Der IHK-Konjunkturklimaindex, Gradmesser für die wirtschaftliche Entwicklung in der Rhein-Neckar-Region, beträgt aktuell 104 Punkte. „Zwar liegen wir damit noch knapp über der Wachstumsschwelle von 100 Punkten und besser als der bundesweite Durchschnitt (92 Punkte). Das darf aber nicht darüber hinwegtäuschen, dass die Lage und die Erwartungen der Unternehmen seit dem Frühjahr in fast allen Branchen schlechter geworden sind“, so Nitschke.
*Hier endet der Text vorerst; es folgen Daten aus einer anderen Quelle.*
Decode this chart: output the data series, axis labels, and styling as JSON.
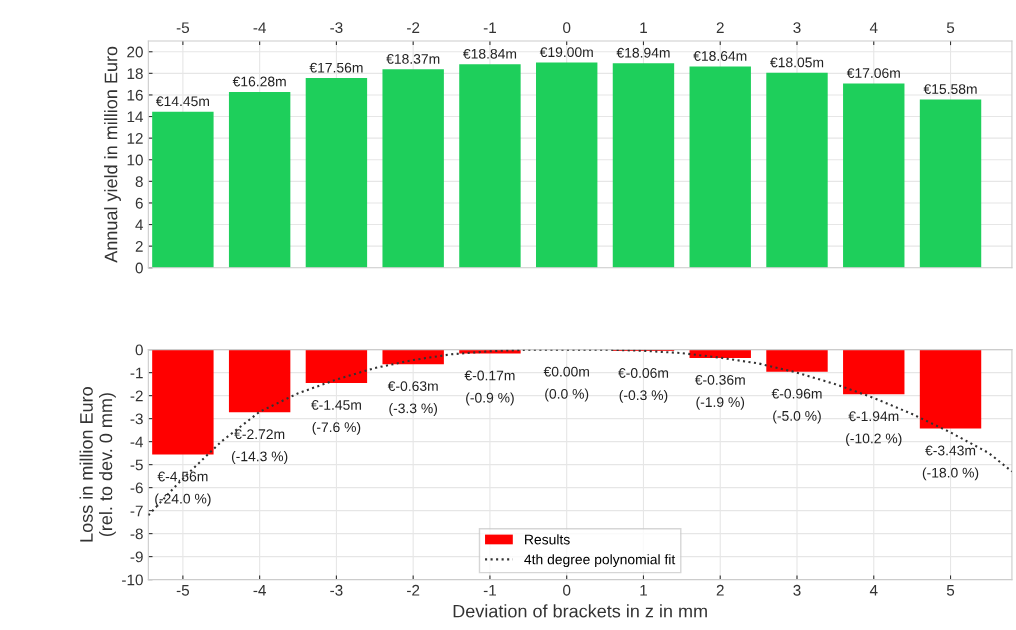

Im Frühjahr hatte sich der Index nach einem Tiefpunkt im vergangenen Herbst auf immerhin 112 Punkte erholt. Per saldo melden knapp 19 Prozent der Unternehmen eine gute Geschäftslage, was im Vergleich zur vergangenen Umfrage einen Rückgang von 6 Prozentpunkten bedeutet. Auch die Geschäftsaussichten zeigen einen Abwärtstrend, knapp 10 Prozent der Unternehmen gehen per saldo von schlechter laufenden Geschäften in den nächsten 12 Monaten aus (minus 8 Prozentpunkte). Das sind die wichtigsten Ergebnisse der IHK-Konjunkturumfrage im Herbst 2023, an der sich 444 Unternehmen der Region aus allen Wirtschaftszweigen beteiligt haben.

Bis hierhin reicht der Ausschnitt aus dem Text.